🤖 AI Summary
Existing end-to-end autonomous driving vision-language models (VLMs) predominantly adopt autoregressive architectures, suffering from high inference latency and an inability to model bidirectional context—limitations that hinder real-time responsiveness and safety-critical decision-making in dynamic driving scenarios. To address these challenges, we propose ViLaD: the first framework integrating masked diffusion modeling into autonomous driving decision-making. ViLaD enables parallel generation of driving action sequences, achieving low-latency inference, bidirectional contextual modeling, and progressive optimization (from easy to hard). By unifying large-scale vision-language understanding with diffusion-based multi-step prediction, ViLaD significantly outperforms autoregressive VLM baselines on nuScenes—delivering higher planning accuracy and markedly faster inference.
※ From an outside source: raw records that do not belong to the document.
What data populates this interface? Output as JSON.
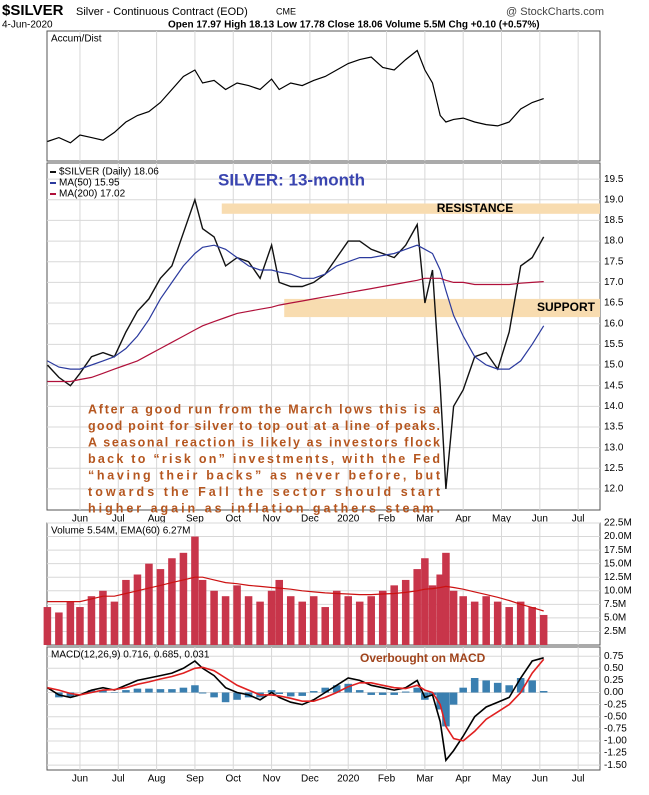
{
  "header": {
    "symbol": "$SILVER",
    "name": "Silver - Continuous Contract (EOD)",
    "exchange": "CME",
    "source": "@ StockCharts.com",
    "date": "4-Jun-2020",
    "quote": "Open 17.97  High 18.13  Low 17.78  Close 18.06  Volume 5.5M  Chg +0.10 (+0.57%)"
  },
  "chart_data": [
    {
      "type": "line",
      "legend": "Accum/Dist",
      "xlim": [
        -0.86,
        13.57
      ],
      "ylim": [
        0,
        100
      ],
      "x": [
        -0.85,
        -0.55,
        -0.25,
        0,
        0.3,
        0.6,
        0.9,
        1.2,
        1.5,
        1.8,
        2.1,
        2.4,
        2.7,
        3.0,
        3.2,
        3.5,
        3.8,
        4.1,
        4.4,
        4.7,
        5.0,
        5.2,
        5.5,
        5.8,
        6.1,
        6.4,
        6.7,
        7.0,
        7.3,
        7.6,
        7.9,
        8.2,
        8.5,
        8.8,
        9.0,
        9.2,
        9.4,
        9.55,
        9.75,
        10.0,
        10.3,
        10.6,
        10.9,
        11.2,
        11.5,
        11.8,
        12.1
      ],
      "series": [
        {
          "color": "#000000",
          "values": [
            15,
            18,
            14,
            20,
            18,
            16,
            22,
            30,
            35,
            38,
            45,
            55,
            65,
            70,
            60,
            62,
            55,
            60,
            58,
            55,
            63,
            55,
            60,
            58,
            62,
            65,
            70,
            75,
            78,
            80,
            72,
            70,
            78,
            85,
            70,
            60,
            35,
            30,
            32,
            33,
            30,
            28,
            27,
            30,
            40,
            45,
            48
          ]
        }
      ]
    },
    {
      "type": "line",
      "title": "SILVER: 13-month",
      "xlim": [
        -0.86,
        13.57
      ],
      "ylim": [
        11.49,
        19.89
      ],
      "xticks": [
        {
          "value": 0,
          "label": "Jun"
        },
        {
          "value": 1,
          "label": "Jul"
        },
        {
          "value": 2,
          "label": "Aug"
        },
        {
          "value": 3,
          "label": "Sep"
        },
        {
          "value": 4,
          "label": "Oct"
        },
        {
          "value": 5,
          "label": "Nov"
        },
        {
          "value": 6,
          "label": "Dec"
        },
        {
          "value": 7,
          "label": "2020"
        },
        {
          "value": 8,
          "label": "Feb"
        },
        {
          "value": 9,
          "label": "Mar"
        },
        {
          "value": 10,
          "label": "Apr"
        },
        {
          "value": 11,
          "label": "May"
        },
        {
          "value": 12,
          "label": "Jun"
        },
        {
          "value": 13,
          "label": "Jul"
        }
      ],
      "yticks": [
        {
          "value": 12,
          "label": "12.0"
        },
        {
          "value": 12.5,
          "label": "12.5"
        },
        {
          "value": 13,
          "label": "13.0"
        },
        {
          "value": 13.5,
          "label": "13.5"
        },
        {
          "value": 14,
          "label": "14.0"
        },
        {
          "value": 14.5,
          "label": "14.5"
        },
        {
          "value": 15,
          "label": "15.0"
        },
        {
          "value": 15.5,
          "label": "15.5"
        },
        {
          "value": 16,
          "label": "16.0"
        },
        {
          "value": 16.5,
          "label": "16.5"
        },
        {
          "value": 17,
          "label": "17.0"
        },
        {
          "value": 17.5,
          "label": "17.5"
        },
        {
          "value": 18,
          "label": "18.0"
        },
        {
          "value": 18.5,
          "label": "18.5"
        },
        {
          "value": 19,
          "label": "19.0"
        },
        {
          "value": 19.5,
          "label": "19.5"
        }
      ],
      "grid": true,
      "x": [
        -0.85,
        -0.55,
        -0.25,
        0,
        0.3,
        0.6,
        0.9,
        1.2,
        1.5,
        1.8,
        2.1,
        2.4,
        2.7,
        3.0,
        3.2,
        3.5,
        3.8,
        4.1,
        4.4,
        4.7,
        5.0,
        5.2,
        5.5,
        5.8,
        6.1,
        6.4,
        6.7,
        7.0,
        7.3,
        7.6,
        7.9,
        8.2,
        8.5,
        8.8,
        9.0,
        9.2,
        9.4,
        9.55,
        9.75,
        10.0,
        10.3,
        10.6,
        10.9,
        11.2,
        11.5,
        11.8,
        12.1
      ],
      "series": [
        {
          "name": "$SILVER (Daily) 18.06",
          "color": "#111111",
          "values": [
            15.0,
            14.7,
            14.5,
            14.8,
            15.2,
            15.3,
            15.2,
            15.8,
            16.3,
            16.6,
            17.1,
            17.4,
            18.2,
            19.0,
            18.3,
            18.1,
            17.4,
            17.6,
            17.5,
            17.1,
            17.9,
            17.0,
            16.9,
            16.9,
            17.0,
            17.2,
            17.6,
            18.0,
            18.0,
            17.8,
            17.7,
            17.6,
            17.9,
            18.4,
            16.5,
            17.3,
            14.5,
            12.0,
            14.0,
            14.4,
            15.2,
            15.3,
            14.9,
            15.8,
            17.4,
            17.6,
            18.1
          ]
        },
        {
          "name": "MA(50) 15.95",
          "color": "#2b3a9e",
          "values": [
            15.1,
            14.95,
            14.9,
            14.9,
            15.0,
            15.1,
            15.2,
            15.4,
            15.7,
            16.1,
            16.6,
            17.0,
            17.4,
            17.7,
            17.85,
            17.9,
            17.8,
            17.6,
            17.4,
            17.3,
            17.3,
            17.25,
            17.2,
            17.1,
            17.1,
            17.2,
            17.4,
            17.5,
            17.6,
            17.6,
            17.65,
            17.7,
            17.8,
            17.9,
            17.8,
            17.7,
            17.3,
            16.8,
            16.2,
            15.7,
            15.2,
            15.0,
            14.9,
            14.9,
            15.1,
            15.5,
            15.95
          ]
        },
        {
          "name": "MA(200) 17.02",
          "color": "#b0103a",
          "values": [
            14.6,
            14.6,
            14.6,
            14.65,
            14.7,
            14.8,
            14.9,
            15.0,
            15.1,
            15.25,
            15.4,
            15.55,
            15.7,
            15.85,
            15.95,
            16.05,
            16.15,
            16.25,
            16.3,
            16.35,
            16.4,
            16.45,
            16.5,
            16.55,
            16.6,
            16.65,
            16.7,
            16.75,
            16.8,
            16.85,
            16.9,
            16.95,
            17.0,
            17.05,
            17.1,
            17.1,
            17.1,
            17.05,
            17.0,
            17.0,
            16.95,
            16.95,
            16.95,
            16.95,
            16.98,
            17.0,
            17.02
          ]
        }
      ],
      "bands": [
        {
          "label": "RESISTANCE",
          "range": [
            18.66,
            18.91
          ],
          "x_start": 3.7,
          "color": "#f8dcb0"
        },
        {
          "label": "SUPPORT",
          "range": [
            16.16,
            16.6
          ],
          "x_start": 5.33,
          "color": "#f8dcb0"
        }
      ],
      "annotation": [
        "After a good run from the March lows this is a",
        "good point for silver to top out at a line of peaks.",
        "A seasonal reaction is likely as investors flock",
        "back to “risk on” investments, with the Fed",
        "“having their backs” as never before, but",
        "towards the Fall the sector should start",
        "higher again as inflation gathers steam."
      ]
    },
    {
      "type": "bar",
      "legend": "Volume 5.54M, EMA(60) 6.27M",
      "xlim": [
        -0.86,
        13.57
      ],
      "ylim": [
        0,
        22.5
      ],
      "yticks": [
        {
          "value": 2.5,
          "label": "2.5M"
        },
        {
          "value": 5,
          "label": "5.0M"
        },
        {
          "value": 7.5,
          "label": "7.5M"
        },
        {
          "value": 10,
          "label": "10.0M"
        },
        {
          "value": 12.5,
          "label": "12.5M"
        },
        {
          "value": 15,
          "label": "15.0M"
        },
        {
          "value": 17.5,
          "label": "17.5M"
        },
        {
          "value": 20,
          "label": "20.0M"
        },
        {
          "value": 22.5,
          "label": "22.5M"
        }
      ],
      "grid": true,
      "x": [
        -0.85,
        -0.55,
        -0.25,
        0,
        0.3,
        0.6,
        0.9,
        1.2,
        1.5,
        1.8,
        2.1,
        2.4,
        2.7,
        3.0,
        3.2,
        3.5,
        3.8,
        4.1,
        4.4,
        4.7,
        5.0,
        5.2,
        5.5,
        5.8,
        6.1,
        6.4,
        6.7,
        7.0,
        7.3,
        7.6,
        7.9,
        8.2,
        8.5,
        8.8,
        9.0,
        9.2,
        9.4,
        9.55,
        9.75,
        10.0,
        10.3,
        10.6,
        10.9,
        11.2,
        11.5,
        11.8,
        12.1
      ],
      "series": [
        {
          "type": "bar",
          "color": "#c8354a",
          "values": [
            7,
            6,
            8,
            7,
            9,
            10,
            8,
            12,
            13,
            15,
            14,
            16,
            17,
            20,
            12,
            10,
            9,
            11,
            9,
            8,
            10,
            12,
            9,
            8,
            9,
            7,
            10,
            9,
            8,
            9,
            10,
            11,
            12,
            14,
            16,
            11,
            13,
            17,
            10,
            9,
            8,
            9,
            8,
            7,
            8,
            7,
            5.54
          ]
        },
        {
          "type": "line",
          "color": "#cc1111",
          "values": [
            8,
            8,
            8,
            8,
            8.5,
            9,
            9,
            9.5,
            10,
            10.5,
            11,
            11.5,
            12,
            12.5,
            12.5,
            12,
            11.5,
            11.3,
            11,
            10.8,
            10.6,
            10.5,
            10.3,
            10,
            9.8,
            9.6,
            9.5,
            9.4,
            9.3,
            9.3,
            9.4,
            9.5,
            9.7,
            10,
            10.3,
            10.4,
            10.6,
            10.8,
            10.6,
            10.3,
            9.8,
            9.3,
            8.8,
            8.2,
            7.5,
            6.9,
            6.27
          ]
        }
      ]
    },
    {
      "type": "line",
      "legend": "MACD(12,26,9) 0.716, 0.685, 0.031",
      "annotation": "Overbought on MACD",
      "xlim": [
        -0.86,
        13.57
      ],
      "ylim": [
        -1.6,
        0.94
      ],
      "xticks": [
        {
          "value": 0,
          "label": "Jun"
        },
        {
          "value": 1,
          "label": "Jul"
        },
        {
          "value": 2,
          "label": "Aug"
        },
        {
          "value": 3,
          "label": "Sep"
        },
        {
          "value": 4,
          "label": "Oct"
        },
        {
          "value": 5,
          "label": "Nov"
        },
        {
          "value": 6,
          "label": "Dec"
        },
        {
          "value": 7,
          "label": "2020"
        },
        {
          "value": 8,
          "label": "Feb"
        },
        {
          "value": 9,
          "label": "Mar"
        },
        {
          "value": 10,
          "label": "Apr"
        },
        {
          "value": 11,
          "label": "May"
        },
        {
          "value": 12,
          "label": "Jun"
        },
        {
          "value": 13,
          "label": "Jul"
        }
      ],
      "yticks": [
        {
          "value": -1.5,
          "label": "-1.50"
        },
        {
          "value": -1.25,
          "label": "-1.25"
        },
        {
          "value": -1,
          "label": "-1.00"
        },
        {
          "value": -0.75,
          "label": "-0.75"
        },
        {
          "value": -0.5,
          "label": "-0.50"
        },
        {
          "value": -0.25,
          "label": "-0.25"
        },
        {
          "value": 0,
          "label": "0.00"
        },
        {
          "value": 0.25,
          "label": "0.25"
        },
        {
          "value": 0.5,
          "label": "0.50"
        },
        {
          "value": 0.75,
          "label": "0.75"
        }
      ],
      "grid": true,
      "x": [
        -0.85,
        -0.55,
        -0.25,
        0,
        0.3,
        0.6,
        0.9,
        1.2,
        1.5,
        1.8,
        2.1,
        2.4,
        2.7,
        3.0,
        3.2,
        3.5,
        3.8,
        4.1,
        4.4,
        4.7,
        5.0,
        5.2,
        5.5,
        5.8,
        6.1,
        6.4,
        6.7,
        7.0,
        7.3,
        7.6,
        7.9,
        8.2,
        8.5,
        8.8,
        9.0,
        9.2,
        9.4,
        9.55,
        9.75,
        10.0,
        10.3,
        10.6,
        10.9,
        11.2,
        11.5,
        11.8,
        12.1
      ],
      "series": [
        {
          "type": "bar",
          "color": "#3a7fb0",
          "values": [
            0,
            -0.1,
            -0.08,
            0,
            0.05,
            0.05,
            -0.01,
            0.05,
            0.08,
            0.08,
            0.07,
            0.07,
            0.1,
            0.15,
            -0.02,
            -0.1,
            -0.2,
            -0.15,
            -0.1,
            -0.1,
            0.05,
            -0.03,
            -0.08,
            -0.07,
            0.03,
            0.1,
            0.15,
            0.18,
            0.05,
            -0.05,
            -0.05,
            -0.05,
            0.02,
            0.1,
            -0.15,
            -0.05,
            -0.35,
            -0.7,
            -0.25,
            0.1,
            0.3,
            0.25,
            0.2,
            0.15,
            0.3,
            0.25,
            0.031
          ]
        },
        {
          "type": "line",
          "color": "#000000",
          "values": [
            0.1,
            -0.05,
            -0.1,
            -0.05,
            0.05,
            0.1,
            0.05,
            0.15,
            0.25,
            0.3,
            0.35,
            0.4,
            0.5,
            0.65,
            0.5,
            0.35,
            0.1,
            0.0,
            -0.05,
            -0.15,
            0.0,
            -0.1,
            -0.2,
            -0.25,
            -0.15,
            0.0,
            0.15,
            0.3,
            0.25,
            0.15,
            0.1,
            0.05,
            0.1,
            0.25,
            -0.1,
            -0.05,
            -0.6,
            -1.4,
            -1.2,
            -0.9,
            -0.5,
            -0.3,
            -0.2,
            -0.1,
            0.3,
            0.65,
            0.716
          ]
        },
        {
          "type": "line",
          "color": "#e02020",
          "values": [
            0.1,
            0.05,
            -0.02,
            -0.05,
            0.0,
            0.05,
            0.06,
            0.1,
            0.17,
            0.22,
            0.28,
            0.33,
            0.4,
            0.5,
            0.52,
            0.45,
            0.3,
            0.15,
            0.05,
            -0.05,
            -0.05,
            -0.07,
            -0.12,
            -0.18,
            -0.18,
            -0.1,
            0.0,
            0.12,
            0.2,
            0.2,
            0.15,
            0.1,
            0.08,
            0.15,
            0.05,
            0.0,
            -0.25,
            -0.7,
            -0.95,
            -1.0,
            -0.8,
            -0.55,
            -0.4,
            -0.25,
            0.0,
            0.4,
            0.685
          ]
        }
      ]
    }
  ]
}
Real-world vehicle validation demonstrates near-zero failure rates in interactive parking tasks.
📝 Abstract
End-to-end autonomous driving systems built on Vision Language Models (VLMs) have shown significant promise, yet their reliance on autoregressive architectures introduces some limitations for real-world applications. The sequential, token-by-token generation process of these models results in high inference latency and cannot perform bidirectional reasoning, making them unsuitable for dynamic, safety-critical environments. To overcome these challenges, we introduce ViLaD, a novel Large Vision Language Diffusion (LVLD) framework for end-to-end autonomous driving that represents a paradigm shift. ViLaD leverages a masked diffusion model that enables parallel generation of entire driving decision sequences, significantly reducing computational latency. Moreover, its architecture supports bidirectional reasoning, allowing the model to consider both past and future simultaneously, and supports progressive easy-first generation to iteratively improve decision quality. We conduct comprehensive experiments on the nuScenes dataset, where ViLaD outperforms state-of-the-art autoregressive VLM baselines in both planning accuracy and inference speed, while achieving a near-zero failure rate. Furthermore, we demonstrate the framework's practical viability through a real-world deployment on an autonomous vehicle for an interactive parking task, confirming its effectiveness and soundness for practical applications.